The best way to stay on track is to have a plan. Even if you’re not preparing for a race or an endurance event, it’s worthwhile to set a 12-week goal and follow a planned regimen to accomplish it. Your partner should do the same, but obviously with a more appropriate plan for their skill, strength, and endurance level!
Once you’ve set individual goals that you can both work toward, it’s time to figure out how those can interweave and work together.
2. Balance Your Goals and Find the Overlap
Even if you’re working toward a marathon and your partner is simply trying to run their first 5K, there are plenty of ways you can overlap and still train together. Even at an experienced level, a novice workout partner can still provide the extra motivation you need to push yourself further. Let’s say your training plan calls for a five mile run one day. You know your pace, so you could start slower and run your fastest mile at the end. Begin your run together and arrange to meet at the end and compare notes. Or, run a circuit where you can see each other throughout the workout, like laps on a track.
There may be days when your workout plan calls for a ten-mile endurance run, and your partner simply can’t join. But because they have a goal and regimen of their own, they’ll stay on course rather than just being discouraged and taking the day off.
3. Eat Together
For many athletes, certain foods can be a weak point. If you’ve just run for two hours while training for a marathon, you might stagger into the house famished for the first and easiest thing to eat. An entire bag of tortilla chips later, you wonder how much of your effort you’ve just negated.
Having an exercise partner goes beyond exertion. By planning healthy meals together in advance, it’s easier to stay on track and eat the food your body needs to thrive. My wife and I are a perfect case-in-point: I’m the one who gets her out the door to run, and she makes sure I have a green drink or a smoothie rather than demolishing a jar of salsa every time I get hunger pangs.
4. Keep Track of Your Progress
Knowledge is power, and nowhere is that more true than when improving your health. In the 4-Hour Body, author Timothy Ferriss emphasizes the importance of establishing baselines before beginning a workout program. By knowing your Functional Threshold Power, your heart rate, your pace average, and your Body Mass Index, all actual numbers, we can track your progress and results, even with the natural ebb and flow (and inevitable, occasional discouragement) that comes as we improve our health.
When I began running, I found myself quitting or walking soon after I got tired. But after purchasing a Garmin Forerunner watch, at a glance I knew that I’d only gone half my total distance from a few days before. That information helped me process the understanding of, “I shouldn’t be as tired as I feel right now,” and press on, pushing myself further and further.
Today, I utilize apps on my phone that track my distance and my pace and notify me at intervals as I run. On the rare occasion that I workout without this extra information, I found myself feeling the urge to stop or give up far sooner.
Thus, tracking your progress, both in real time and over days and weeks, is a prime motivator for both novices and experienced athletes. It’s much easier to reach our goals when we can chart noticeable progress over time, especially when rebounding from a discouraging day.
5. Cross Train
If you and your partner are both training for a run of different lengths, perhaps your fourth day each week may call for cycling or swimming. Even if you’re a far more experienced runner, you may find that your novice partner is quite the expert in a swimming pool! It’s in cross training that we often find the activities that we can share with a partner and thrive together at.

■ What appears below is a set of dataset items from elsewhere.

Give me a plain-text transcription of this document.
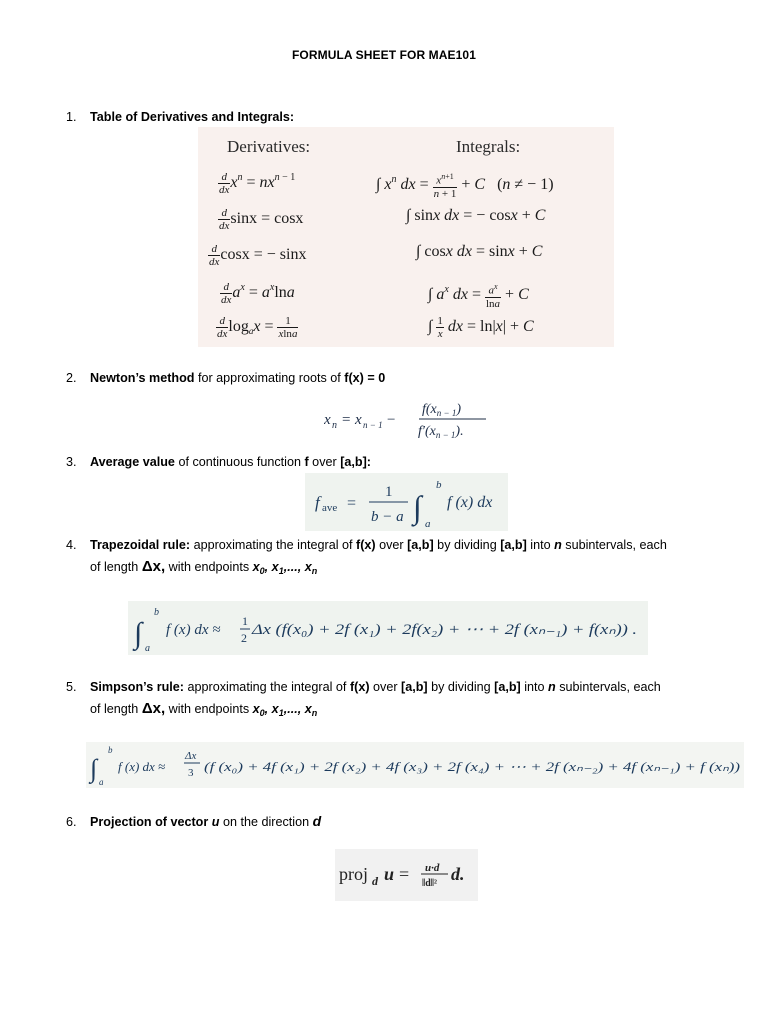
FORMULA SHEET FOR MAE101
1. Table of Derivatives and Integrals:
Derivatives:	Integrals:
$\frac{d}{dx} x^n = nx^{n - 1}$
$\frac{d}{dx}$ sinx = cosx
$\frac{d}{dx}$ cosx = − sinx
$\frac{d}{dx} a^x = a^x\ln a$
$\frac{d}{dx} \log_ax = \frac{1}{xlna}$
∫ $x^n$ dx = $\frac{x^{n+1}}{n + 1} + C$   (n ≠ − 1)
∫ sinx dx = − cosx + C
∫ cosx dx = sinx + C
∫ $a^x$ dx = $\frac{a^x}{\ln a} + C$
∫ $\frac{1}{x}$ dx = ln|x| + C
2. Newton’s method for approximating roots of f(x) = 0
x n = x n − 1 −
$f(x_{n - 1})$
$f'(x_{n - 1})$.
3. Average value of continuous function f over [a,b]:
f ave =
1
b − a ∫
b
a
f (x) dx
4. Trapezoidal rule: approximating the integral of f(x) over [a,b] by dividing [a,b] into n subintervals, each
of length Δx, with endpoints $x_0$, $x_1$,..., $x_n$
∫
b
a
f (x) dx ≈
1
2 Δx (f(x₀) + 2f (x₁) + 2f(x₂) + ⋯ + 2f (xₙ₋₁) + f(xₙ)) .
5. Simpson’s rule: approximating the integral of f(x) over [a,b] by dividing [a,b] into n subintervals, each
of length Δx, with endpoints $x_0$, $x_1$,..., $x_n$
∫
b
a
f (x) dx ≈
Δx
3 (f (x₀) + 4f (x₁) + 2f (x₂) + 4f (x₃) + 2f (x₄) + ⋯ + 2f (xₙ₋₂) + 4f (xₙ₋₁) + f (xₙ))
6. Projection of vector u on the direction d
proj d u = u·d
‖d‖² d.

Cross training can also include yoga or a group workout class, or be as simple as stretching, warming up and cooling down together before and after individual exercise.
I’ve been on both sides of the experienced/novice equation. When I first took up regular running in my late 20s, I tried to jog with friends who had run their whole lives, only to find myself panting and walking just as they were getting warmed up. Likewise, in more recent years, I’ve encouraged my wife to join me on runs, finding ways to maintain my own training and momentum while encouraging her and enjoying exercise together.
The key is to establish personal goals, and then discover how you can help each other to achieve them.